Bize karşı izlenen bu olumsuz tavırlara karşı takip edilmesi gereken yol; kimseye boyun eğmeden, AB'nin temellenmesine yol açan insan hakları, demokrasi, hukuk devleti ve sosyal adalet ilkelerine bağlı olarak AB çıpasını toplumumuz ve halkımız için temellendirmek olmalıdır.
Çünkü iç barışımızı, demokratik ve ekonomik gelişmemizi ilerlettiğimiz dönemin; hem Türkiye, hem Kıbrıs'ta AB süreçlerine girdiğimiz 2002 sonrasında başlayan yaşanmışlıklarımız olduğunu yaşadık...
Bu yüzden AB süreçlerinden dışlanmak istenmemizin, demokratik ve ekonomik gelişmemizi istemeyen dış ve iç bazı güçler olduğunu da görmemiz gerekir.
AB'nin 60. kuruluş yıldönümünde AB ile yaşadığımız tüm sorunlara karşın, AB'nin demokratik kriterlerine, kimse için değil, ama halkımız ve insanımız için yüzümüzü yeniden dönmemiz gerekiyor.
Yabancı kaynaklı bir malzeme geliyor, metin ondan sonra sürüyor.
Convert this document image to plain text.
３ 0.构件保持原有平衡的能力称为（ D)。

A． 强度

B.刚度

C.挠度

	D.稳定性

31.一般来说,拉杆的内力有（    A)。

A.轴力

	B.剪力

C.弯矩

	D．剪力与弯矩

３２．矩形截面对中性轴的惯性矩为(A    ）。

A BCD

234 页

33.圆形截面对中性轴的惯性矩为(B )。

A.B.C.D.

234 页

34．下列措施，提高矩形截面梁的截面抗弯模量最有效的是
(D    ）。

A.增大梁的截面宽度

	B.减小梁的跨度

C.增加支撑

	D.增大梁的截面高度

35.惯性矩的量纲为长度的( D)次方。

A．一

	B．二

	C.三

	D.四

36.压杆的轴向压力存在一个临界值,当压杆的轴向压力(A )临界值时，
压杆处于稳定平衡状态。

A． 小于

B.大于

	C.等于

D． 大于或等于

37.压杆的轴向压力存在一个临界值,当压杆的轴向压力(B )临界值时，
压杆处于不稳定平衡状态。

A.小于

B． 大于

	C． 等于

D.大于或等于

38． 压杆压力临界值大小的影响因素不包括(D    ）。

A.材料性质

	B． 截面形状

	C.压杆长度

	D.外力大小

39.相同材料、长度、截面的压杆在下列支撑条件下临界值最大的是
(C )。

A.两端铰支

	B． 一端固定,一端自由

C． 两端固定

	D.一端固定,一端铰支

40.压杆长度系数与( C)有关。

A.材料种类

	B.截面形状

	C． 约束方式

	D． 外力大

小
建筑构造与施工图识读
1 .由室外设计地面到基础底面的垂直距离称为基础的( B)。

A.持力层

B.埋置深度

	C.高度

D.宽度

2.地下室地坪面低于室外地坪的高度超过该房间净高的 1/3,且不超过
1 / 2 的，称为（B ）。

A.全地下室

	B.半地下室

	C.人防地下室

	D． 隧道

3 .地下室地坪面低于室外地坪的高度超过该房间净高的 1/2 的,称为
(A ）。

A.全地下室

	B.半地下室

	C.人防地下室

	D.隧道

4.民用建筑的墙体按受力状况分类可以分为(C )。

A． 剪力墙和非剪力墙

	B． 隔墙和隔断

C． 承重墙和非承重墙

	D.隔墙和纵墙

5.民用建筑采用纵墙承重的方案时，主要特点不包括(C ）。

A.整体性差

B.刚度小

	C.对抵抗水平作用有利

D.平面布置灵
Bu bizi iç barış ve demokratik, ekonomik gelişmeye götürecek esastır.
Halkların kendi kimlikleri ile demokratik birliği ilkelerini savunarak barışın temelleneceğini öngören, ama buna önem vermeyen Avrupa'nın bazı güçlerine karşın, bu değerlerin savunucusu ve yaşama geçmesinin en önemli savunucusu olmamız gerekiyor. İç barışı, demokratik ve ekonomik gelişmeyi bu zemin sağlar.
Ne biz, ne Türkiye, ne aklını, ne yüzünü AB değerlerine dönmemelidir.